The country's largest pension funds kept up their crusade against Magna International Inc.'s proposed billion-dollar buyout for founder Frank Stonach on Thursday, telling a panel of judges to throw out a lower court ruling approving the deal.
The Canada Pension Plan Investment Board (CPPIB) and other major pension funds have opposed the plan and its unprecedented price tag, saying it sets an expensive precedent for other controlling shareholders in companies with dual-class share structures.
The hearing before the Ontario Divisional Court comes just days before an Aug. 31 deadline that would allow Mr. Stronach to cancel the deal to buy back his powerful multiple voting shares, which have long granted him control of Magna despite the fact that he owns less than 1 per cent of its equity.
In the original decision approving the deal, Mr. Justice Herman Wilton-Siegel of the Ontario Superior Court declared the transaction fair and balanced, citing the fact that Magna's common shareholders voted 75 per cent in favour. He also cited the stock market's apparent positive reaction to the plan.

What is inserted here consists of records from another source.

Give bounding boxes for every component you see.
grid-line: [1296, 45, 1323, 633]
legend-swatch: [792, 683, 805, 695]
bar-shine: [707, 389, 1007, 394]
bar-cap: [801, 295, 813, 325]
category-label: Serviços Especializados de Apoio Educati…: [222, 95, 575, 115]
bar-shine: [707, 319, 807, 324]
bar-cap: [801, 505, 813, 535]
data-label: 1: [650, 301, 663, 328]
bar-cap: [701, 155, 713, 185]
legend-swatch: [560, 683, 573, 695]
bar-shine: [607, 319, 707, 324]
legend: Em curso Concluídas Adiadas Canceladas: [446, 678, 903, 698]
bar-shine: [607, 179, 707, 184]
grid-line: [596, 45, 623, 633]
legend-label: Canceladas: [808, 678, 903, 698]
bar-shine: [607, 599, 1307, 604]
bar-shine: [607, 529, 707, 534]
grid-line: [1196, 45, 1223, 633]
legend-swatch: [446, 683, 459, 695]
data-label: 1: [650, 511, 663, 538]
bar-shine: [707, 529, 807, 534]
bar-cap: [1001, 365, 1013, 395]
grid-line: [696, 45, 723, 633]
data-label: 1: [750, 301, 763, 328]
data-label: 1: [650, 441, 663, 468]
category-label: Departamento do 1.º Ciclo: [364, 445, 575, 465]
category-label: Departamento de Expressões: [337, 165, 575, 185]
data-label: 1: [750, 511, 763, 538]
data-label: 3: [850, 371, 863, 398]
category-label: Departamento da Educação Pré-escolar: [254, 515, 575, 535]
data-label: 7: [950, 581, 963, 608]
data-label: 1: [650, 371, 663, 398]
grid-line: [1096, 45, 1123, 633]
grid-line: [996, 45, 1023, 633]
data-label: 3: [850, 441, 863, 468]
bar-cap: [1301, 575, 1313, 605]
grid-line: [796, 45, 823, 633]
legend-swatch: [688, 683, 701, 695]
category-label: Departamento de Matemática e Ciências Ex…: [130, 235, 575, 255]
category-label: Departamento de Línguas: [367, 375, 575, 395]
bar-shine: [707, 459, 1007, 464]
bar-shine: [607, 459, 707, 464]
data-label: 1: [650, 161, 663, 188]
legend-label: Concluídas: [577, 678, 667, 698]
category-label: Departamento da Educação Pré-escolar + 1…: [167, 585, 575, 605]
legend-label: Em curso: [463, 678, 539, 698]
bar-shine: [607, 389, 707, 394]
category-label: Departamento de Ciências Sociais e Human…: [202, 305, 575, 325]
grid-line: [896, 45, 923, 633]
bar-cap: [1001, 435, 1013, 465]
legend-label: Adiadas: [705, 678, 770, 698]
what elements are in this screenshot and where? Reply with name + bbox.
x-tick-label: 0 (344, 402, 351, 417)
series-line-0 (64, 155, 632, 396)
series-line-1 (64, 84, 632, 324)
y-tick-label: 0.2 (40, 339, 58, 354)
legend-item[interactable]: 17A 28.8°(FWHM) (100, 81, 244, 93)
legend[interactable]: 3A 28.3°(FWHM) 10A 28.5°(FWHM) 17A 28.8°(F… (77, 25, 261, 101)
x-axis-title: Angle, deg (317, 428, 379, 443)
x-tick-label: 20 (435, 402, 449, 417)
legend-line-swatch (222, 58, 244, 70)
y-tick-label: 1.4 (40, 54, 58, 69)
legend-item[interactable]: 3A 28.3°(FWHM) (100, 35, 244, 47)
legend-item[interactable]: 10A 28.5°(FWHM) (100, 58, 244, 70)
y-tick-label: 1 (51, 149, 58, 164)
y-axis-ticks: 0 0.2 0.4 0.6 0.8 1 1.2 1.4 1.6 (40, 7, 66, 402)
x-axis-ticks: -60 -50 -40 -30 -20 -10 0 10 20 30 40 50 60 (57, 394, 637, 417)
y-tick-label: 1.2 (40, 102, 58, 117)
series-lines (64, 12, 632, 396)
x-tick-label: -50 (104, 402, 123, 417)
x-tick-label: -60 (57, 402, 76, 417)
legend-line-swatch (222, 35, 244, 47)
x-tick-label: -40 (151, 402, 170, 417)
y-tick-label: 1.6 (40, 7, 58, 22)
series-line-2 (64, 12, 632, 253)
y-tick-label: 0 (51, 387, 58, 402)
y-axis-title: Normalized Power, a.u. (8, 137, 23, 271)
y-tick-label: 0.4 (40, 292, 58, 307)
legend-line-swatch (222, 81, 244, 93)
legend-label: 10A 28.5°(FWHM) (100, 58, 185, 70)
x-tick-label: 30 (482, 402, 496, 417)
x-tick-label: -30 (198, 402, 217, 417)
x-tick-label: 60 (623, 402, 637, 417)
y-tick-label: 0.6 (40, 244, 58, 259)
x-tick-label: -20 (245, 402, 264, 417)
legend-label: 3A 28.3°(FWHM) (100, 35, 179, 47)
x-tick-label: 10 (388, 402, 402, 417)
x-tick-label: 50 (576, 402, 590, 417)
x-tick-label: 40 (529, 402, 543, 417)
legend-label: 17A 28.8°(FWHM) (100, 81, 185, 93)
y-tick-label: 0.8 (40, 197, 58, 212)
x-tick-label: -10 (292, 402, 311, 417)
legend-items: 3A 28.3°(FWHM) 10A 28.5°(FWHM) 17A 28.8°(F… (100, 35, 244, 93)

But lawyer Benjamin Zarnett, acting for the CPPIB, argued that the judge was wrong in failing to objectively determine whether the deal's benefits offset its cost.
The decision "could have been the same even if Magna was paying $8-billion for Mr. Stronach's controlling shares, instead of $800-million," Mr. Zarnett said.
He argued the judge misinterpreted the landmark 2008 BCE Supreme Court of Canada decision, which sets out new ground rules for the approval of similar deals. The court is obligated to go beyond the shareholder vote and actually evaluate the terms of the deal, he said, because it is being imposed on a minority of shareholders who disagree.
"This is a purchase of control by Class A shareholders, but not negotiated by them, and, more importantly, crammed down on every one who didn't vote for it," Mr. Zarnett told the court. "... This is forced on people who aren't for it. And that's where the court steps in."
Magna's plan, announced in May, would see Mr. Stronach receive $300-million cash and nine million new Class A shares in Magna, in return for his multiple voting Class B shares. Based in the Class A share price the day before the deal was announced, the price is a 1,800 per cent premium for Mr. Stronach's controlling shares, with a total value of $863-million.
Mr. Stronach would remain chairman, and also receive an estimated $120-million in consulting fees over the next four years.
The Aurora ,Ont.-based Magna, an auto parts giant founded by Mr. Stronach in 1957, has vowed to "vigorously defend" its deal. The hearing was scheduled to take all day Thursday.